What is it that makes charities different from businesses? Well there are a number of things; first and foremost, the purpose of a charity must fall within one of the 13 charitable purposes set out in legislation. Second, the governance structure is normally different with unpaid volunteer trustees taking overall responsibility for the charity. Then somewhere way down the list of differences comes fund accounting, a concept unique to charities.
The concept of fund accounting applies to all charities, regardless of size, and regardless of whether the charity produces accruals accounts or not. In their publication “Charity finances: trustee essentials” the Charity Commission makes it clear that trustees should understand their finances and must know what funds are restricted and how those funds can be used. The 2015 Charity SORP contains some helpful background information explaining fund accounting which in this instance applies to all charities.
The SORP sets out a useful summary of fund accounting stating that “fund accounting distinguishes between two primary classes of fund: those that are unrestricted in their use, which can be spent for any charitable purposes of a charity, and those that are restricted in use, which can only be lawfully used for a specific charitable purpose” (emphasis added). The SORP goes on to say that “the proper administration of individual charitable funds is essential if charity trustees are not to act in breach of trust”.
Let’s now look at the characteristics of each type of fund.
Unrestricted funds fall into two categories. First, there are general funds which can be spent at the discretion of the trustees to further any charitable purpose of the charity. This includes being used to supplement restricted funds where necessary.
Second, there are designated funds. These are still unrestricted, but have been set aside by the trustees and earmarked for a particular future project or commitment, e.g. P.A. equipment upgrade. The designation is for administrative purposes and carries no legal authority so in the same way that the trustees designate funds they are also able to remove that designation without seeking external approval. Whether designating or removing a prior designation, we suggest that any trustee decision is properly discussed and fully minuted.
Restricted funds are completely different. Restricted funds refer to funds held under “specific trusts”; in layman’s terms that is held for a specific charitable purpose. The restriction carries the weight of the law and so restricted funds can only be lawfully spent on the specific charitable purpose for which they were intended.
This restricted purpose may be declared by the donor when making a gift, e.g. a donation intended for overseas mission, or to help pay a particular employee of the charity; or it may originate from the terms of a financial appeal, e.g. raising funds for a new building or building refurbishment (please see our briefing paper on failed appeals for some dos and don’ts). A charity may have any number of restricted funds for different purposes and we have seen some churches with 20 or more!!
Restricted funds are further sub-divided into restricted income funds or endowment funds. Restricted income funds are to be spent within a reasonable period from their receipt to further the specific charitable purpose for which they were given. Restricted endowment funds require charities under trust law to invest the assets of an endowment, or retain them for the charity’s use rather than to spend them.

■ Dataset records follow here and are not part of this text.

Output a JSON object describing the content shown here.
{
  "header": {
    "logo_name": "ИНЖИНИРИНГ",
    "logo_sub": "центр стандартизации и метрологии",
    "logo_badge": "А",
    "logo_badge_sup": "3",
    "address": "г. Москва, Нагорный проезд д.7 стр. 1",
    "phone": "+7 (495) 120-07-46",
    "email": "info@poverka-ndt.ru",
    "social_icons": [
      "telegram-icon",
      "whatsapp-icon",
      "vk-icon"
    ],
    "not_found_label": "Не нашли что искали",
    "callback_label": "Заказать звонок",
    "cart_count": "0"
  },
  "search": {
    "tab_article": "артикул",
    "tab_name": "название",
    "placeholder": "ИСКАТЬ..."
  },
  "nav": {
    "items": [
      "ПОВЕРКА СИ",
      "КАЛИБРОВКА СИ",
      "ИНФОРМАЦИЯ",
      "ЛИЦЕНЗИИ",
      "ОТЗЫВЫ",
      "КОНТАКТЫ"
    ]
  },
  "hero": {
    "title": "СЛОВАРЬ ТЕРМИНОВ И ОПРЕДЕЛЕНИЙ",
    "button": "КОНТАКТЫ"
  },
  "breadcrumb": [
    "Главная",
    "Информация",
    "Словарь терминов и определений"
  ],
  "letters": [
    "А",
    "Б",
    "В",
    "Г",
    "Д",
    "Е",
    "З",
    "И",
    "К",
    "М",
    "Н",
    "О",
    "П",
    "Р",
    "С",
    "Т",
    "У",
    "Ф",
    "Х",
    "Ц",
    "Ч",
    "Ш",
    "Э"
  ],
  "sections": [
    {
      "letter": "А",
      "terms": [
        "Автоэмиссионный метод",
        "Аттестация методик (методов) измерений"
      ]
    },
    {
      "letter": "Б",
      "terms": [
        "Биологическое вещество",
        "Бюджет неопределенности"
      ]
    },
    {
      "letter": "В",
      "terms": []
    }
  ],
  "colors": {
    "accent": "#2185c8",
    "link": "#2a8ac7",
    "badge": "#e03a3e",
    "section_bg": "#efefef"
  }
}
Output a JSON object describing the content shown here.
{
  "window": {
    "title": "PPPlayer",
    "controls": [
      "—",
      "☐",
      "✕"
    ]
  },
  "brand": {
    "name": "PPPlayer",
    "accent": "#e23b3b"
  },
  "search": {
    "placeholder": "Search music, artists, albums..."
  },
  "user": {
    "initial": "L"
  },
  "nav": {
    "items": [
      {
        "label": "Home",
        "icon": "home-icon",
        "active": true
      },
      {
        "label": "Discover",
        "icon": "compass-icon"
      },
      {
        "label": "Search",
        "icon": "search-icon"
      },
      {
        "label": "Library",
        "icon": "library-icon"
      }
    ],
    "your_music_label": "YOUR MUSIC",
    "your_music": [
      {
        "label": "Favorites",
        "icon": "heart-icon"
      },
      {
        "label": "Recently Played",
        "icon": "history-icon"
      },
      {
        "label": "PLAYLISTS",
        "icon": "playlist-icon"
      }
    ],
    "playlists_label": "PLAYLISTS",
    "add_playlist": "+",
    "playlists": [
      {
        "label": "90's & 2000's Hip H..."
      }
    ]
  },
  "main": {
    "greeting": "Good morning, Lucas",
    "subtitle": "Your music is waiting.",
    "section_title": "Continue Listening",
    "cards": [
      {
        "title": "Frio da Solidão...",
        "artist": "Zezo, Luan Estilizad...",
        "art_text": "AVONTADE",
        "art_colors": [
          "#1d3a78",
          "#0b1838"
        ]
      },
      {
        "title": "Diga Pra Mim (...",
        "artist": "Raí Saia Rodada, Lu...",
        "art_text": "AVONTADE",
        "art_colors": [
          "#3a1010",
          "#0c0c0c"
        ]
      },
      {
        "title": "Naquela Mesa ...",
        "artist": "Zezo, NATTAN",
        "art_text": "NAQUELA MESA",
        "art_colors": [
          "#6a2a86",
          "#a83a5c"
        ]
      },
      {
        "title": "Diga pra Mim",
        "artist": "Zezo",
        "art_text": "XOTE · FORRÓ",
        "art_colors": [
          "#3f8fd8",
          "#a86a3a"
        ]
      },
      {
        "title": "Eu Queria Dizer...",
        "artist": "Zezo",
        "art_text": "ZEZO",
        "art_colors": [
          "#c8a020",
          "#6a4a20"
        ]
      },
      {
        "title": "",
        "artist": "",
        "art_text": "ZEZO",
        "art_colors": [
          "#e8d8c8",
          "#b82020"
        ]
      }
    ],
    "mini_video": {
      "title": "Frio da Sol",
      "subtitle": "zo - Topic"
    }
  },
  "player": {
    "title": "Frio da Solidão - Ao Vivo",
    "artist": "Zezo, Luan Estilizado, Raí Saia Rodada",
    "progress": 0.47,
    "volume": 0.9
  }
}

There is one further sub-division of endowment funds between permanent and expendable. The difference rests on the power of the trustees to be able to convert endowment funds into income or not (see SORP module 2 for more detail).
Transfers between funds
It is possible to transfer money between funds and there are various reasons why you might want to do this. Suffice to say that transferring between or from unrestricted funds is far easier than transferring between or from restricted funds.
Accounting for funds
Accounting software designed primarily for the charity sector normally includes functionality that makes fund accounting easier. More commercially oriented software does not handle fund accounting so well (if at all) and can cause a real headache to trustees and treasurers dealing with the financial aspects of a charity, especially charities operating with many different funds.
The more funds (designated or restricted) that a charity has, the more complex will be the accounting requirements necessary to maintain proper records. We therefore suggest that trustees think hard before creating too many designated funds and similarly consider carefully whether to receive donations for too many specific restricted purposes.
Accounts should show comparative prior year figures for each class of funds and the notes to the accounts will normally include an analysis of each individual fund.
Module 2 of the 2015 Charity SORP sets out in some detail the characteristics and regulations which apply to the different types of fund, covering in more depth the two types of endowment funds. We suggest this module is essential reading for all church treasurers regardless of whether your charity produces accruals accounts or not.